If it’s not any of the above, and you’re not using shaders–not even the auto-shader provided by Panda (you didn’t turn on auto-shader, right, or per-pixel lighting?)–then you’re just drawing too many pixels. That is to say, you’ve got too many layers of things that fill up the entire screen.
If, for instance, there is a large wall in front of the camera, and another large wall behind that, and another large wall behind that, well, you’ve just filled the entire screen full of pixels three times (even though you only end up seeing the one in front). This is called having a high depth complexity–it means each pixel gets redrawn several times, because there are lots of things behind other things. Make sure you don’t have this situation going on.

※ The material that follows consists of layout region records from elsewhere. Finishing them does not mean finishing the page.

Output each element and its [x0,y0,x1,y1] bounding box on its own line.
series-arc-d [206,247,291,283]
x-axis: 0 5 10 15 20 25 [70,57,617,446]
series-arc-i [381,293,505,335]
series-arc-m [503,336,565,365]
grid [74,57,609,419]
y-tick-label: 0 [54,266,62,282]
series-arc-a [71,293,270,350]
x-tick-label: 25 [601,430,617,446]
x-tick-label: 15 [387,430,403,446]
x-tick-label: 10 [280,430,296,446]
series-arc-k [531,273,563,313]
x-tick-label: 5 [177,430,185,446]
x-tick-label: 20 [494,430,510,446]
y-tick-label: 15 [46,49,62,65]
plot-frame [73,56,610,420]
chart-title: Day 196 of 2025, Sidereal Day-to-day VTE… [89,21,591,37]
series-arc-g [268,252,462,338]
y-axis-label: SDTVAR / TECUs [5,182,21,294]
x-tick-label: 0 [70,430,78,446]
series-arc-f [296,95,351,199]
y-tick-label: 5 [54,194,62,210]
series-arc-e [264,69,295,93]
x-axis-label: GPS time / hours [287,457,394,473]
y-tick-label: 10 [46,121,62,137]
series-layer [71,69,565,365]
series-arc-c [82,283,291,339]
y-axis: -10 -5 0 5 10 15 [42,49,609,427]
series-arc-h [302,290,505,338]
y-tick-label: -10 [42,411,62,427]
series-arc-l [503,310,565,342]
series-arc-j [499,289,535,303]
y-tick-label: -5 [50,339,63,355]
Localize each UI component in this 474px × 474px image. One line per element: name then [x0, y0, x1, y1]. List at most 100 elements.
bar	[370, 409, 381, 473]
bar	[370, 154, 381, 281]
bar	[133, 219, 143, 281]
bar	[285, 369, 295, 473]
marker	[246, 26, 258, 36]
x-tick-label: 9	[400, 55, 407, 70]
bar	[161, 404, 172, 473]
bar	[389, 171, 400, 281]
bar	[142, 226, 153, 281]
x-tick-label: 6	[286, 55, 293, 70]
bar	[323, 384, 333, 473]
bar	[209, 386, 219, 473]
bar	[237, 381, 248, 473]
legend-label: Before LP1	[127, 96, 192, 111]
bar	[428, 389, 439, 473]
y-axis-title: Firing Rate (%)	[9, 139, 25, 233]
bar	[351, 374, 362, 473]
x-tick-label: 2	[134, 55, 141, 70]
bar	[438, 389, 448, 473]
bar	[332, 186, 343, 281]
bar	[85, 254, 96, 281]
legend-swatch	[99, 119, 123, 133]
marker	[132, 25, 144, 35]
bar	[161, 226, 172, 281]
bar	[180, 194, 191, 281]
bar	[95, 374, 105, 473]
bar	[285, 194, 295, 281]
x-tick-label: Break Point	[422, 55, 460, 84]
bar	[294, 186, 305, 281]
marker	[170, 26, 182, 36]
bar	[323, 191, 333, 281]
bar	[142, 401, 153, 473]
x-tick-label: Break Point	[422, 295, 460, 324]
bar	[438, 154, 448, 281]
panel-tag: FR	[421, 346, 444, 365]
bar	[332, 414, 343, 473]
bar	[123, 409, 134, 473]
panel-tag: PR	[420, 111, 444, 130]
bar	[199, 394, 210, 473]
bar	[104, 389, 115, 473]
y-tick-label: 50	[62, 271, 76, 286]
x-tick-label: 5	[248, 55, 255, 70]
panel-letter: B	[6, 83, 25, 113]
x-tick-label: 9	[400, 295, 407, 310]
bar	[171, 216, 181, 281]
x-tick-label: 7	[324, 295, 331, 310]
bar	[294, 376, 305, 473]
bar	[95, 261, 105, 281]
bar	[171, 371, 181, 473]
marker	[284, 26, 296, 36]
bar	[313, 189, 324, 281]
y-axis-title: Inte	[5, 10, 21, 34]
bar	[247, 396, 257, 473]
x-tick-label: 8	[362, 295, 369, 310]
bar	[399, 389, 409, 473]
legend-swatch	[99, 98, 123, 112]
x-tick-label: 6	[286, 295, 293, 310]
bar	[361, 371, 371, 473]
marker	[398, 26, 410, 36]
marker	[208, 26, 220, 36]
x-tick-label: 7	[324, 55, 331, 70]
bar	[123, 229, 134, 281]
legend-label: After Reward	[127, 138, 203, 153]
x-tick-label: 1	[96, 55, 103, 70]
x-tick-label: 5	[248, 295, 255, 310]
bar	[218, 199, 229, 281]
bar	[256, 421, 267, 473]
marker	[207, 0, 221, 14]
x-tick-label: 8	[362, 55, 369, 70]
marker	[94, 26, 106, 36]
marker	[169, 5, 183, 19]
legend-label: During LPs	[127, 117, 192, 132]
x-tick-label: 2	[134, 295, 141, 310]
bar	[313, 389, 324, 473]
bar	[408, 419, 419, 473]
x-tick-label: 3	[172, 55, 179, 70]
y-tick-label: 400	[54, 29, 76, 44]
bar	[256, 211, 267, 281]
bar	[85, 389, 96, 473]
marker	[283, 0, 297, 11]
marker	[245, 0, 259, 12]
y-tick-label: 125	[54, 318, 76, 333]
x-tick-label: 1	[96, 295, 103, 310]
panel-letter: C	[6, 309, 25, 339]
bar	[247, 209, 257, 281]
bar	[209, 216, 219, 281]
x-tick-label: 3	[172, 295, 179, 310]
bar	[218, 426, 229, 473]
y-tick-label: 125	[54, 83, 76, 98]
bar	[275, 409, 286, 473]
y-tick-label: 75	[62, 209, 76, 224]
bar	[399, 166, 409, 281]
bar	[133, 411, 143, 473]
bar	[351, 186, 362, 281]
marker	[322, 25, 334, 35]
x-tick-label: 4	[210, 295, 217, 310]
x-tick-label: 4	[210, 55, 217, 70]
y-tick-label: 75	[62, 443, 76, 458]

Yea I didnt use any shaders or the auto ones by anymeans. That may be the problem right there tho, thats why I was using the fog and base.camLens.setFar() to limit the use. I think I got it or I increased it by alot over 60-70fps, so I was limiting-out on pixels. I used these to help out on the fps.
This is called visibility, and there is a whole art to doing it well. The short answer is, yes, it can be done. Generally, not automatically–you have to do it yourself. It takes a lot of work, and the best approach has to be chosen based on the particular application.